News and Opinion from Sisters, Oregon
For many people, the Great American Kaepernick Conundrum looks more like a spoiled brat dishonoring genuine sacrifice than a meaningful protest. The other side views Kaepernick's crusade as a righteous moral and political fight against inveterate police violence and institutional racism.
Probably no one who supports one side or the other in this mess can be persuaded to move off of their position, and that's largely because, in an era of extreme political partisanship, we default to the ideological warpath. We throw on our identity war paint and go looking for scalps rather than reasons to sit down on a buffalo robe and pass the calumet around.
And if you don't know, the calumet, or peace pipe, was an important cultural symbol for many hundreds of years in North America.
Elizabeth Fenn, in her extraordinary history of the Mandan peoples, "Encounters at the Heart of the World", points out: "The calumet was no ordinary smoking implement. It was attached to a ceremony that allowed outsiders to enter a village and interact peaceably with its inhabitants... But that was not all. The calumet ceremony could include a ritual of 'adoption' that established ties of fictive kinship between otherwise unrelated peoples. This opened worlds of possibilities."

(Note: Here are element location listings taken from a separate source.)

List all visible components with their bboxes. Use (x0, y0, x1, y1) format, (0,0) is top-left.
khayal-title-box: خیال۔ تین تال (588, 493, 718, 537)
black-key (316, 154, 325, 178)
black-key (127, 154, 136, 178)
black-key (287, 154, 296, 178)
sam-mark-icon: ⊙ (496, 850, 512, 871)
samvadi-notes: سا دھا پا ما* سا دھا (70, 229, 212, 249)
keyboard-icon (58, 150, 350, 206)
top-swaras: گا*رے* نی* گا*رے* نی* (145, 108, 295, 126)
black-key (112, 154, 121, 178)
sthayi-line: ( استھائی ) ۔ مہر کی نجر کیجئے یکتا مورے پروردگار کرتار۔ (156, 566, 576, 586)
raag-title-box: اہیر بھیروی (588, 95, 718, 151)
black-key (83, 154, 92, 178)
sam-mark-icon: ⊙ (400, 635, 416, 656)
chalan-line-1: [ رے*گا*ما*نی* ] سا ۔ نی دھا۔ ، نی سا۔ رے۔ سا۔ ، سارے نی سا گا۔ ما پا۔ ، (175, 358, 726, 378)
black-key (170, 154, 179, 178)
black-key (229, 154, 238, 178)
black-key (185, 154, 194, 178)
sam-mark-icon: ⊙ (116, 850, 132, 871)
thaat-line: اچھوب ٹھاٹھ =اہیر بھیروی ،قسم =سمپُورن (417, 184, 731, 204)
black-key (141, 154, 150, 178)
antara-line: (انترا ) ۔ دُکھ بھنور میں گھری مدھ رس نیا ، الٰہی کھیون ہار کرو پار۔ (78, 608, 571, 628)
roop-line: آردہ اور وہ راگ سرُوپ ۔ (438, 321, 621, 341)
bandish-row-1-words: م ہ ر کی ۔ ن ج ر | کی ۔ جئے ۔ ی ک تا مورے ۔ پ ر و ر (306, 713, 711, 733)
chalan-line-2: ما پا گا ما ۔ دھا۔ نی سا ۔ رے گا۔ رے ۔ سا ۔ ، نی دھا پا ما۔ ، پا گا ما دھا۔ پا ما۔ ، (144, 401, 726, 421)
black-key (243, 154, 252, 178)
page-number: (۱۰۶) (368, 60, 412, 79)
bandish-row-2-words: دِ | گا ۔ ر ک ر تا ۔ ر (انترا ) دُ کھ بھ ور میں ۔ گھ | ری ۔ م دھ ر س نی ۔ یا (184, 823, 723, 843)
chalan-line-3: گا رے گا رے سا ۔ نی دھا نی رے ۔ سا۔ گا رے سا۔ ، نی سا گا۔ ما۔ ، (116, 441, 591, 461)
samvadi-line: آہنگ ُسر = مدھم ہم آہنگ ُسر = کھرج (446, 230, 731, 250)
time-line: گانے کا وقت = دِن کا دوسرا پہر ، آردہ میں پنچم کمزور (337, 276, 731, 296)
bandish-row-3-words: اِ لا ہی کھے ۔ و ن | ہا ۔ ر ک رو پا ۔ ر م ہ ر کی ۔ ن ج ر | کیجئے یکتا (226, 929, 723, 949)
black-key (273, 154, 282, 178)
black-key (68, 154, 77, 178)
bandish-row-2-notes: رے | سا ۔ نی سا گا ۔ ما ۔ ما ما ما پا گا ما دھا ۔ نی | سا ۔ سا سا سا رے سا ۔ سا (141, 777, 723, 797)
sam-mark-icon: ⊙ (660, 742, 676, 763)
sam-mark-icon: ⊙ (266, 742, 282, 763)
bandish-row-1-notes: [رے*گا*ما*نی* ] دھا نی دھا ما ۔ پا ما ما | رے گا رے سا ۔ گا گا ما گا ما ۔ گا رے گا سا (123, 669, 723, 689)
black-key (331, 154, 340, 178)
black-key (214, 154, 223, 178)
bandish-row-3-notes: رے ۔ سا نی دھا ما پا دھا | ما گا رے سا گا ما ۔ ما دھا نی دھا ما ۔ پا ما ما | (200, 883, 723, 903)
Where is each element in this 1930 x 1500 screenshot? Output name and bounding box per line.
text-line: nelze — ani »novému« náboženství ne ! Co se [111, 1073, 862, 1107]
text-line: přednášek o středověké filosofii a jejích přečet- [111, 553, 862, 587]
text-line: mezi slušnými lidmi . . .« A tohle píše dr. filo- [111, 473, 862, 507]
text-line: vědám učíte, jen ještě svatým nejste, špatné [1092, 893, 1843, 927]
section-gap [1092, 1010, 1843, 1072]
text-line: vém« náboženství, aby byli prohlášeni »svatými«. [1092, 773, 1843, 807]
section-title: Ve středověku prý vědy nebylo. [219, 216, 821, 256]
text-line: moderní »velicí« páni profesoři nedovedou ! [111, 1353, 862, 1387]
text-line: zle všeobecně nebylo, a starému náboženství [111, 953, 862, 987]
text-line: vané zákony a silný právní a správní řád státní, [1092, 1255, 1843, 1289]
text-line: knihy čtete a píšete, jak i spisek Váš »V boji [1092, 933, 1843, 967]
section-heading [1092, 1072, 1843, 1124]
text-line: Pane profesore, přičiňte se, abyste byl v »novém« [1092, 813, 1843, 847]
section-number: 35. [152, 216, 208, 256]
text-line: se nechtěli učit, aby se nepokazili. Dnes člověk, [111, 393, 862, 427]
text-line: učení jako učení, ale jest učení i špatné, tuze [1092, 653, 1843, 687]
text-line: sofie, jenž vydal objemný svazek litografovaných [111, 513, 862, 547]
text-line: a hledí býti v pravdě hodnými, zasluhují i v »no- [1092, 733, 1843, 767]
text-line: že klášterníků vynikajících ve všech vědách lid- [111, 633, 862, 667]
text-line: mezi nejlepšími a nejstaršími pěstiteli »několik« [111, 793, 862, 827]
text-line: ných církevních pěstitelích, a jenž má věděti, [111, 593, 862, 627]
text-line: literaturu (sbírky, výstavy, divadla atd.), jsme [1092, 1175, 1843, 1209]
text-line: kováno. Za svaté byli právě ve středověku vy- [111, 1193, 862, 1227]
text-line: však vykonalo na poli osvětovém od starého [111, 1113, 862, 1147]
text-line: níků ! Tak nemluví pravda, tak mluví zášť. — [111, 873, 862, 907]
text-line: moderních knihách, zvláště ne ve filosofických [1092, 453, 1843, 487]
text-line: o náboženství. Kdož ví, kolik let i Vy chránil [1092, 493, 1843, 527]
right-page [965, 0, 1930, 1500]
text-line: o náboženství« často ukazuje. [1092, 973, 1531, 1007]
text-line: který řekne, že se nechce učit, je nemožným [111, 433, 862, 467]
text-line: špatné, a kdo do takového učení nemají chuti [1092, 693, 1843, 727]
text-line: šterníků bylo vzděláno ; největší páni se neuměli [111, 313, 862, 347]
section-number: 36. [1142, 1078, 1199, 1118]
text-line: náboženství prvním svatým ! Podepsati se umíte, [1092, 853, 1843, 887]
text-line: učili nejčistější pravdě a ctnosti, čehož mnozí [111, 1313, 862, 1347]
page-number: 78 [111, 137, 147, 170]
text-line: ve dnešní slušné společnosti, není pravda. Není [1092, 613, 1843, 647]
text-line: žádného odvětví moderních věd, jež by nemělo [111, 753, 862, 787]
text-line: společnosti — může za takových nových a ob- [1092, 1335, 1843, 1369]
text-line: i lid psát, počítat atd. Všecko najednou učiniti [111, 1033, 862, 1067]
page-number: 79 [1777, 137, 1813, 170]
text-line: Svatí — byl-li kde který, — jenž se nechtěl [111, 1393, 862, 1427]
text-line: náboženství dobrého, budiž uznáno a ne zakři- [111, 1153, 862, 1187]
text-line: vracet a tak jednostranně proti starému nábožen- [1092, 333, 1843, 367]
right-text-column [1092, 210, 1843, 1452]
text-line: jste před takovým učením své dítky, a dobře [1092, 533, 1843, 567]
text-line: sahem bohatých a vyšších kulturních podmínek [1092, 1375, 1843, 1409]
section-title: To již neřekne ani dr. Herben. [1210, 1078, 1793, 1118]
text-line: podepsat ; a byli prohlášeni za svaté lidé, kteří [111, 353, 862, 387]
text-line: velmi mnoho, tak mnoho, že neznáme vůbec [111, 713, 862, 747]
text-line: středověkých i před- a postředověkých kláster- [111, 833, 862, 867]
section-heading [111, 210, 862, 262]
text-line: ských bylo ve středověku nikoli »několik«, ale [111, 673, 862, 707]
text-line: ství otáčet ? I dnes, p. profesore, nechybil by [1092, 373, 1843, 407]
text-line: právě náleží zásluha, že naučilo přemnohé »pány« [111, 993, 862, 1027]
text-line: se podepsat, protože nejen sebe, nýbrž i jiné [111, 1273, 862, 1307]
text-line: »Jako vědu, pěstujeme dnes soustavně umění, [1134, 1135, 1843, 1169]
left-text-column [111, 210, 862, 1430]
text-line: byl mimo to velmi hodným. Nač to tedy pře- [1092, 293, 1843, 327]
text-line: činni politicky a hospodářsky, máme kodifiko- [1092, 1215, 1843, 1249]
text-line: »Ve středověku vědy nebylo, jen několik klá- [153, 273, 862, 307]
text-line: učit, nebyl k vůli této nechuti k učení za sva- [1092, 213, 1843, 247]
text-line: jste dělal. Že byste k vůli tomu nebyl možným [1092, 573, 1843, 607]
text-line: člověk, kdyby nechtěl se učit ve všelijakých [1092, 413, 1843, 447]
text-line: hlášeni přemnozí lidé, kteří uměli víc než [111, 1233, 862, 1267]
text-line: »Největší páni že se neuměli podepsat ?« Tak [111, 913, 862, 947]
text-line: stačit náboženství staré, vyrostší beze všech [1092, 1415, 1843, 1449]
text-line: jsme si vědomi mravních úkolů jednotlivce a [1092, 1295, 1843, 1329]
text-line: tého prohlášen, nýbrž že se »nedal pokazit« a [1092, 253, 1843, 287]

Indeed it did. The calumet allowed people of wildly variant backgrounds, cultures, and languages to unite in common interest for mutual benefit - usually trade, but often inter-marriage or political-military alliance. The peace-pipe ceremony is believed to have begun around 1300 with the Pawnees. Spanish traders found the ceremony among Plains Apaches in 1634, and in 1673 the Jesuit missionary Jacques Marquette found the calumet among the Illinois Indians, remarking that they used it "to put an end to Their disputes, to strengthen Their alliances, and to speak to Strangers."
We have no functional equivalent of the calumet these days.
And sadly, in our age, there is an admixture of corporate cynicism poured into the recipe of our disputes. Witness Nike, Inc., who couldn't wait to co-opt the whole sordid anthem drama to sell more shoes and apparel, which is precisely, if you haven't noticed, the way America works in the 21st century. We stoke the fires of division - political, racial, economic - and then someone slaps a brand on all of that discontent for increased market share. And then we call that slickly packaged profiteering "social consciousness."
And maybe it is. Maybe that's just how it's done by advanced civilizations. But there are plenty of reasons to doubt the wisdom of it.
What troubles this space is the narrative that underwrites Kaepernick's original protest, which was centered on police violence against minorities. Who knows what it has evolved into now, but the initial narrative rings true for far too many Americans - good people trying to survive with what they have and who firmly believe America is out to get them for the color of their skin, or their socio-economic circumstances.
It's a mistake to wrap ourselves in the flag and toss those grievances off. Too many people in America firmly believe them to be true and have at least some evidence to support their position. The degree to which it's true remains debatable, and should be debated in good faith, but we owe it to our countrymen, and ourselves, to listen very closely and conscientiously if we care about resolving the issues.
Which we should care about, because resolving those issues is critical for the health, happiness, and prosperity of our republic. Because our children and our grandchildren will ultimately have to live with the downstream consequences of not paying sufficient attention to the voices of our countrymen when we could have and should have.
And maybe that was Kaepernick's only motive. But he chose an unfortunate way to demonstrate his concern, because the flag and the anthem are sacrosanct in the eyes of many. There are graveyards full of young Americans, all around the world, who gave everything they would ever have so that people they never met could live free from tyranny. They believed in the dream, and it is a vicious trespass to denigrate their memory with the arrogant assumptions and perfect hindsight of a cynic.
There are people in our community walking around with shrapnel still in their bodies and scars on their hearts and minds, who fought under the promise embodied by the anthem and the flag, and who sacrificed dearly in the tireless effort to secure the ideal republic those totems represent. The flag and anthem remain living symbols of promise, and of the sacrifice required to bring that vision to life.
And that's a very precious thing to go wiping your behind with for sneakers and a T-shirt.
If like-minded protestors will only rise for the anthem - or the flag - when there is no further injustice in the United States, they will be on their knees forever. And if flag-wavers don't meaningfully address the complaints of our countrymen with open hearts and creative ideas, it's likely ALL of our collective progeny will one day be left sifting through the smashed columns of symbolic buildings and the once-beautiful dream they represented.
"What the calumet accomplished was astonishing," Fenn writes. "In a world of rivalries, uncertainty, and competition, it let strangers, even enemies, mingle peaceably. It forged alliances. It generated trade. It built relationships."
I've got plenty of tobacco and a fine pipe. Who has a light?